事業内容
株式会社北日本銀行は1942年創業、岩手県盛岡市に本店を置く地域金融機関。本店ほか支店76か店を通じて預金・貸出・有価証券投資・外国為替等の銀行業務を中核とし、連結子会社きたぎんリース・システム㈱によるリース業、きたぎんユーシー㈱によるクレジットカード・信用保証業、2025年7月設立のきたぎんキャピタルパートナーズ㈱による投資業務を加えた4事業で構成される。
主要顧客は岩手県内の個人・中小企業・地方公共団体であり、八戸から仙台をコア事業基盤として地域外への貸出拡大も進めている。東京証券取引所プライム市場上場。
ビジネスモデル
資金運用収益(貸出金利息15,702百万円・有価証券利息配当金6,089百万円)が収益の大宗を占め、預金調達コストとの利鞘で資金利益19,250百万円を確保する。これに役務取引等利益597百万円(投資信託・保険窓販・為替手数料等)、リース業セグメント利益156百万円、クレジットカード・信用保証業セグメント利益181百万円が加わる。
グループ内クロスセルにより銀行顧客基盤をリース・保証・カード各子会社の収益源として活用する構造をとる。
企業の強み
2026年3月期末の単体貸出金総額は1,123,487百万円(前年度末比14,041百万円増)。
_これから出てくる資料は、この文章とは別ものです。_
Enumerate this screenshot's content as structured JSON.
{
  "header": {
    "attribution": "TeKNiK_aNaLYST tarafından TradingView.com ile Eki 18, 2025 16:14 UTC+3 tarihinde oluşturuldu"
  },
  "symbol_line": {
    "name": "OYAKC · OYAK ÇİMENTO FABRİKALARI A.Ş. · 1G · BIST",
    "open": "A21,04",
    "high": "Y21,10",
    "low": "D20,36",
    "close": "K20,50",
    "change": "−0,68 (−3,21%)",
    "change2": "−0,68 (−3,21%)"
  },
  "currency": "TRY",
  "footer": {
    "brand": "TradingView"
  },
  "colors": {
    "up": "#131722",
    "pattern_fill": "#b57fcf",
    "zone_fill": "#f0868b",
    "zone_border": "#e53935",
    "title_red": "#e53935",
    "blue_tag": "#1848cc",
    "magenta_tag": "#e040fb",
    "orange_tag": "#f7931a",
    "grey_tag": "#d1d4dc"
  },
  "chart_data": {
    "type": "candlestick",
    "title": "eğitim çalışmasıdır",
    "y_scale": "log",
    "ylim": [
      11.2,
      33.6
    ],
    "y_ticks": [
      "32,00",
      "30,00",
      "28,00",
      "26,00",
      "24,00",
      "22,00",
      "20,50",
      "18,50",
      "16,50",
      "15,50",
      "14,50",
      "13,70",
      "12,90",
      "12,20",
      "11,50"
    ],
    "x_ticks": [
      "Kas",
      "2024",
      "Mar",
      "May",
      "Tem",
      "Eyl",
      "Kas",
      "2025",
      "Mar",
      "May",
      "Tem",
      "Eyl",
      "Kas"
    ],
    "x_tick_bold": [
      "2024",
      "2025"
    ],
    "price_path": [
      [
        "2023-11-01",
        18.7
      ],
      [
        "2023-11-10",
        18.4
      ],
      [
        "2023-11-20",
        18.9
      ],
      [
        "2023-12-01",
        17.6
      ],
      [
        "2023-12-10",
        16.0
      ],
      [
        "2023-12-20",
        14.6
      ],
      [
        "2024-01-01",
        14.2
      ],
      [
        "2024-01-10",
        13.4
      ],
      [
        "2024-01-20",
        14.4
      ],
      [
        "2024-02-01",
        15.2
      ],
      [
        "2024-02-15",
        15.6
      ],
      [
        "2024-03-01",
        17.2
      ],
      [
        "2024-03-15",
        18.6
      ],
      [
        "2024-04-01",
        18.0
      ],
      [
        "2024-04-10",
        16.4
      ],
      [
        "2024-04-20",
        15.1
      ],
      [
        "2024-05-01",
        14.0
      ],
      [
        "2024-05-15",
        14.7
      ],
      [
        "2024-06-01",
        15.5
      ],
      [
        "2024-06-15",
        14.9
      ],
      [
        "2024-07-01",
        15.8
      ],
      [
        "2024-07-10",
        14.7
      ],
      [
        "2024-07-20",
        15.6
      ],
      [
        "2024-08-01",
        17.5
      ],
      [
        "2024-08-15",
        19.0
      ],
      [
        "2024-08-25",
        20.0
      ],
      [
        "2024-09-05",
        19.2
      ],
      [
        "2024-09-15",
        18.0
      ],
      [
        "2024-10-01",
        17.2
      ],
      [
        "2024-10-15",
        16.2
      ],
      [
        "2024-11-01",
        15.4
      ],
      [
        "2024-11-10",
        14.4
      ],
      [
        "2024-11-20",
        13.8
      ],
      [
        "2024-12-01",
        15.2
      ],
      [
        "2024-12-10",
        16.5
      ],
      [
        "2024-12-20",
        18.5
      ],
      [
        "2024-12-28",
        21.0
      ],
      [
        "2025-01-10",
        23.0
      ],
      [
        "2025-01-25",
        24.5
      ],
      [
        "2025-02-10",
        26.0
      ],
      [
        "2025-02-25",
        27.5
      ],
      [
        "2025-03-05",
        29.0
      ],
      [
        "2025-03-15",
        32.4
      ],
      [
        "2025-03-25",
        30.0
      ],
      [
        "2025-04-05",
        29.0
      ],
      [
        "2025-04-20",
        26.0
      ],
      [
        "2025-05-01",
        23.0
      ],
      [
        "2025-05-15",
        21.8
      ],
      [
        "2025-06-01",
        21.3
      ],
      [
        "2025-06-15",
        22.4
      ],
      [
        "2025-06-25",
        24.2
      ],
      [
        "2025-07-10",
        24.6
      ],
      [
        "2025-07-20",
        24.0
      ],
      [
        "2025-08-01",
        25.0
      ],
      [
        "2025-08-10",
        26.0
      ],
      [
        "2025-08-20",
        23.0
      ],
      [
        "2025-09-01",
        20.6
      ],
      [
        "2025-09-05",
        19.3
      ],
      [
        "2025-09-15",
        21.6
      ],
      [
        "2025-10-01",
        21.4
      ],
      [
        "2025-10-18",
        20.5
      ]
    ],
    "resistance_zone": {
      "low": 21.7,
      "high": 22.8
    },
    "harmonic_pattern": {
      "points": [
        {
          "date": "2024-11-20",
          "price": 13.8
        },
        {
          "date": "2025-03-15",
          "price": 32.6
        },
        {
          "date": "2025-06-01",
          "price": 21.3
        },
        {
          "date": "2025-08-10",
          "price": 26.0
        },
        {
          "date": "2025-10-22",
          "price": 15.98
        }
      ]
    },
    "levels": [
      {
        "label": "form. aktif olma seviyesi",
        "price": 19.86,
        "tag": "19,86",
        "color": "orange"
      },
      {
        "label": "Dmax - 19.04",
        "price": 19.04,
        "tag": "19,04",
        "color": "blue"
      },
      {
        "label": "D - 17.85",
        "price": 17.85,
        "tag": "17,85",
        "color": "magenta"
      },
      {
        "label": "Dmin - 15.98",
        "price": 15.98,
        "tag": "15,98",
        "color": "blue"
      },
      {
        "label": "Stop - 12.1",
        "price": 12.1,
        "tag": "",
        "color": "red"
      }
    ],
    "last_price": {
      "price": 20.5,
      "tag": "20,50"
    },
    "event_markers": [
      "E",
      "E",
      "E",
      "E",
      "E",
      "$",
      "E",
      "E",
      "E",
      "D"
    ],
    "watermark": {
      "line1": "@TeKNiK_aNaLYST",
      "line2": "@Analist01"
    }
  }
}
うち岩手県外貸出金は457,094百万円(前年度末比12,165百万円増、増減率2.73%)に達し、地域外への分散も進む。
事業性貸出金527,011百万円・個人ローン532,065百万円とバランスよく構成されており、特定セクター集中リスクを抑制している。
生保・投信の預かり資産残高は126,691百万円(前年度末比6,867百万円増)。投資信託取扱業務手数料279百万円・保険窓販手数料273百万円を計上し、金利収益に依存しない手数料収益基盤を保有する。
フィナンシャルイノベーション&ソリューション部と投資専門子会社の連携により、資産運用ニーズへの対応力を強化している。
2026年3月末の単体自己資本比率は9.57%(目標9.5%以上を達成)、連結自己資本比率は9.89%。正常債権残高は11,152億円と前年度末比増加。
破産更生債権等73億円・危険債権93億円・要管理債権14億円にとどまり、資産健全性は維持されている。修正OHRは68.17%と中期計画目標75%未満を大幅に達成している。
エンヴァリスの着眼点
業績トレンド
連結経常収益は2026年3月期30,308百万円(前期比+14.8%)と2期ぶりに大幅増収に転換。外部要因として金利上昇による貸出金利息(15,659百万円、+18.4%)・有価証券利息配当金(5,989百万円、+27.0%)の増加が主因。
連結経常利益6,343百万円(+13.7%)、親会社株主帰属当期純利益4,363百万円(+8.8%)と5期連続増益を達成。一方、資金調達費用が2,935百万円(前期956百万円から約3倍)に急増し、個別貸倒引当金繰入額1,111百万円も新たに発生。
2027年3月期は連結経常利益6,600百万円(+4.0%)、当期純利益4,500百万円(+3.1%)を予想しており、増益ペースは鈍化する見通し。
成長戦略
中期計画「BRANDING THE KITAGIN QUALITY 2027」のもと投資・預かり資産・県外展開で収益多様化
2025年7月に投資業を担う新会社きたぎんキャピタルパートナーズ株式会社を設立し連結子会社化。事業承継・プロジェクトファイナンス等の高付加価値業務を担い、資金利益依存からの収益多様化を図る。2026年3月期は経常収益11百万円・経常損失5百万円と立ち上げ段階。
生保・投信預かり残高は126,691百万円(前期比+5.73%)と着実に拡大。投資信託+16.04%、個人年金保険+23.47%と高成長を維持。手数料収益の安定化と顧客の資産形成支援を両立させる戦略で、役務取引等収益の底上げを目指す。
単体岩手県外貸出金は457,094百万円(前期比+12,165百万円、+2.73%)と県内(+0.28%)を大幅に上回る成長率で拡大。県外平均残高451,793百万円(前期比+16,034百万円、+3.67%)と収益貢献も拡大しており、地域経済の人口減少リスクを分散する重要な戦略軸となっている。
2025年9月に配当性向35%を目安とする株主還元方針を策定。2026年3月期年間配当184円(配当性向34.9%)、2027年3月期予想192円(同35.0%)と方針に沿った増配を実施。自己株式消却(975百万円相当)も実施し、ROE向上(当期純利益ベース4.88%、前期4.65%)に取り組む。